Comme souvent dans un exercice de vulgarisation, la partie graphique se retrouve entièrement inféodée au texte. Il en va de même ici. Thomas Mathieu avait déjà réalisé Les crocodiles (2014), un ouvrage sur le harcèlement de rue. Il doit relever le défi de mettre en images un exposé dense et copieux, en essayant de faire en sorte que les dessins apportent une information supplémentaire par rapport au texte. Pour Olympe de Gouges, il rend compte de son apparence, en particulier de sa robe, avec des dessins simplifiés. Pour chaque personnage historique, il réalise ainsi des dessins comprenant suffisamment de caractéristiques visuelles pour évoquer une époque (Napoléon, le sénat lorsque Simone Veil présente sa loi du 17 janvier 1975, l'esclavage et les lynchages aux États-Unis, etc.), pour des graphiques d'ordre ou de relation (la somme des problèmes partagés par les femmes sous la forme d'un Rubik's cube, le groupe des hommes qui profite de l'oppression des femmes sous forme d'un organigramme), la diversification des identités de genre et de sexualités sous forme d'un continuum. À chaque chapitre, le lecteur peut apprécier l'inventivité de l'artiste pour trouver des images qui viennent en appui du texte. Il repère même en page 42, une parodie du tableau Le cri (1893-1917) d'Edvard Munch, pour rendre compte de l'impact émotionnel généré par les écrits de Simone de Beauvoir.

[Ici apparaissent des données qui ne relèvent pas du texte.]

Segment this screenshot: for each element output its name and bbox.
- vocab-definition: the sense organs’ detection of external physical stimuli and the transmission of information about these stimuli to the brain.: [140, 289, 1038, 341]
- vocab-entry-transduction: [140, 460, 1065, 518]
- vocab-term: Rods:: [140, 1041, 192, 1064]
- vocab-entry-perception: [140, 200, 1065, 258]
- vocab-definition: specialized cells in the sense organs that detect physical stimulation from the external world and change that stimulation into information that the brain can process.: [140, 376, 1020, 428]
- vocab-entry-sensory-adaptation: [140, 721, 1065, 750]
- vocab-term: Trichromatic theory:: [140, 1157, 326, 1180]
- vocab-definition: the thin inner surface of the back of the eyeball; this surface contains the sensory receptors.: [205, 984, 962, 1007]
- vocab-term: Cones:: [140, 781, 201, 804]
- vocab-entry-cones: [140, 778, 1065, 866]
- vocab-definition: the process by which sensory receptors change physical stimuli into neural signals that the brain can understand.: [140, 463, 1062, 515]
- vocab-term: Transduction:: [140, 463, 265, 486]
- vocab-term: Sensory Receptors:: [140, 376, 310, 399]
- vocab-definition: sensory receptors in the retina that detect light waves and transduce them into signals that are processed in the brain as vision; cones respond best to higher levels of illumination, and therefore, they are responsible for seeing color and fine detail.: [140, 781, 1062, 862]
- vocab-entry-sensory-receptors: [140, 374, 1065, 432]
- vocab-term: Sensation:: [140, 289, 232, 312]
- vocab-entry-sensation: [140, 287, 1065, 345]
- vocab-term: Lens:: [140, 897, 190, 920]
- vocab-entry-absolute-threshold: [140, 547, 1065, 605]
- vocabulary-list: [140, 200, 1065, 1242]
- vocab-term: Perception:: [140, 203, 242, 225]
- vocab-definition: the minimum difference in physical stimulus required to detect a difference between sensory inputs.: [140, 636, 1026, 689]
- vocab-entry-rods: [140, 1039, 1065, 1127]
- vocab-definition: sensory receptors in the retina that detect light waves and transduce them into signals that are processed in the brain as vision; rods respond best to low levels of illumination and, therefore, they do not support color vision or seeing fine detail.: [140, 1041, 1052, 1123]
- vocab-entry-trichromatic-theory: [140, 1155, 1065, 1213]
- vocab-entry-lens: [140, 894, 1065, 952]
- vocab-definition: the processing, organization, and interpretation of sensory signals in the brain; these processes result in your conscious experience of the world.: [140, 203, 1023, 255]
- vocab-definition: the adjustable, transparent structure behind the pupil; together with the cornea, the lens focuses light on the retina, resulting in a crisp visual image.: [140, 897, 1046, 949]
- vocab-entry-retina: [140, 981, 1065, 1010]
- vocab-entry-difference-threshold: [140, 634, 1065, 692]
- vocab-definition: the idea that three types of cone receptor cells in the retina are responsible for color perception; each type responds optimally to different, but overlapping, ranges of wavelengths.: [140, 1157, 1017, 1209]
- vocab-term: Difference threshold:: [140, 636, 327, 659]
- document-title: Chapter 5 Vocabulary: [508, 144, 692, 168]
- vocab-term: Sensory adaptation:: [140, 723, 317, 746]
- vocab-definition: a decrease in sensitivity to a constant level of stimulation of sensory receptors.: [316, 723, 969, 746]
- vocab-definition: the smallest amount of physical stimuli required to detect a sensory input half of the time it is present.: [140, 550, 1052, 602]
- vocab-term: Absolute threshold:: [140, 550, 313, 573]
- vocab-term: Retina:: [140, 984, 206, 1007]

À plusieurs reprises, le lecteur se rend compte qu'il est difficile de vraiment parler de bande dessinée pour cet ouvrage. Il s'agit bien d'une suite de cases (même si elles n'ont pas de bordure) agencées de façon séquentielle sur la page. Dans le même temps, il est aussi possible de considérer l'ouvrage comme un texte illustré, la narration étant tout entièrement contenue dans le texte, les dessins illustrant chaque phrase, sans établir de suite. La frise chronologique en fin de premier chapitre est très basique (des drapeaux mis en regard des années), pas une infographie. Le trombinoscope enfin du chapitre 3 associé des bustes de féministes aux régions du globe d'où elles sont originaires, cela permet de visualiser la diversité géographique des féminismes. Arrivé dans les 2 derniers chapitres, les dessins s'effacent derrière une série de chiffres statistiques sur la violence faite aux femmes, puis derrière des citations de plusieurs femmes relatives à leur condition et leur perception du féminisme. Cependant, malgré le recul des images, la lecture reste facile et agréable, plus vivante que dans un ouvrage universitaire.





Le lecteur ressort de cet ouvrage avec une vision protéiforme des féminismes, ancrée dans son évolution historique. Les auteurs ont atteint leur objectif de vulgarisation sans rien sacrifier de la complexité des féminismes. Ils en évoquent les différentes dimensions : pouvoir politique, discrimination systémique, construction du genre, intersectionnalité entre différentes discriminations, plaisir sexuel féminin, violences faites aux femmes, expressions. Ils terminent avec un choix de déclarations d'anonymes, appliquant le principe de rendre la parole aux femmes. Si le lecteur peut parfois regretter qu'il ne s'agisse pas à proprement parler d'une bande dessinée, il constate avec plaisir que le l'ouvrage se lit facilement malgré la densité de son propos. 5 étoiles pour un ouvrage de vulgarisation efficace et limpide, malgré la complexité de la problématique.